My choice: While it is difficult to compare a musical performance with a dramatic one, I would agree with the Academy, and give the Oscar to Anne Hathaway. I thought she sounded great (and as a fan of the show, I'm a tough critic) and really was able to convey the tragic drama of this role without really overacting. It definitely was one of the stronger portrayals of Fantine I've seen—usually casting tends to give this role to someone who can sing well but not necessarily act well.

Best Director
The nominees in this category were: Michael Haneke, Amour; Ang Lee, Life of Pi; David O. Russell, Silver Linings Playbook; Steven Spielberg, Lincoln; and Benh Zeitlin, Beasts of the Southern Wild. This category was more about those who were overlooked, namely Ben Affleck for Argo, Kathryn Bigelow for Zero Dark Thirty, and Quentin Tarantino for Django Unchained. Lee won his second Best Director Oscar (the first was for Brokeback Mountain in 2005) for his adaptation of Yann Martel's best-selling book.

My choice: If I had my way, Lee would have already won two Best Director Oscars (for Crouching Tiger, Hidden Dragon in 2000, and Brokeback).

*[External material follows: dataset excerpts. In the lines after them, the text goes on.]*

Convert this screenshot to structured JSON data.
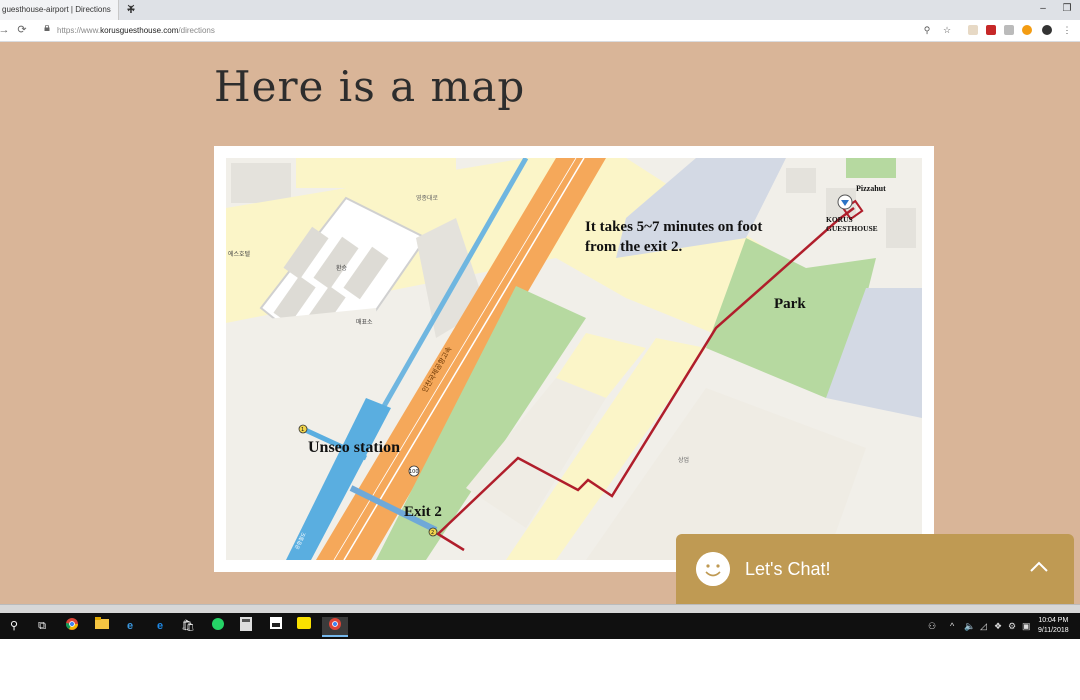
{
  "browser": {
    "tab_title": "guesthouse-airport | Directions",
    "tab_close": "✕",
    "new_tab": "+",
    "url_prefix": "https://www.",
    "url_domain": "korusguesthouse.com",
    "url_path": "/directions",
    "back_icon": "back-arrow-icon",
    "reload_icon": "reload-icon",
    "minimize_icon": "minimize-icon",
    "restore_icon": "restore-icon"
  },
  "page": {
    "title": "Here is a map",
    "background": "#d9b598"
  },
  "map": {
    "note_line1": "It takes 5~7 minutes on foot",
    "note_line2": "from the exit 2.",
    "park": "Park",
    "station": "Unseo station",
    "exit": "Exit 2",
    "pizza": "Pizzahut",
    "guesthouse_line1": "KORUS",
    "guesthouse_line2": "GUESTHOUSE",
    "route_color": "#b01e2b",
    "korean_labels": [
      "영종대로",
      "에스호텔",
      "환승",
      "매표소",
      "인천국제공항고속",
      "공항철도",
      "상업"
    ],
    "road_sign": "100",
    "exit_marker": "2",
    "station_marker": "1"
  },
  "chat": {
    "label": "Let's Chat!",
    "color": "#bf9a53"
  },
  "taskbar": {
    "time": "10:04 PM",
    "date": "9/11/2018"
  }
}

I thought Life of Pi was more a triumph of visual effects and cinematography than anything else, so since Affleck wasn't nominated, I'd give the award to Steven Spielberg for Lincoln, for two reasons—for making a movie so compelling despite the fact that it's based on history and you know everything that will happen, and for getting a spellbinding performance from Daniel Day-Lewis, not to mention strong performances from Field, Jones, Joseph Gordon-Levitt, and others. But then again, I would expect nothing less from Spielberg!!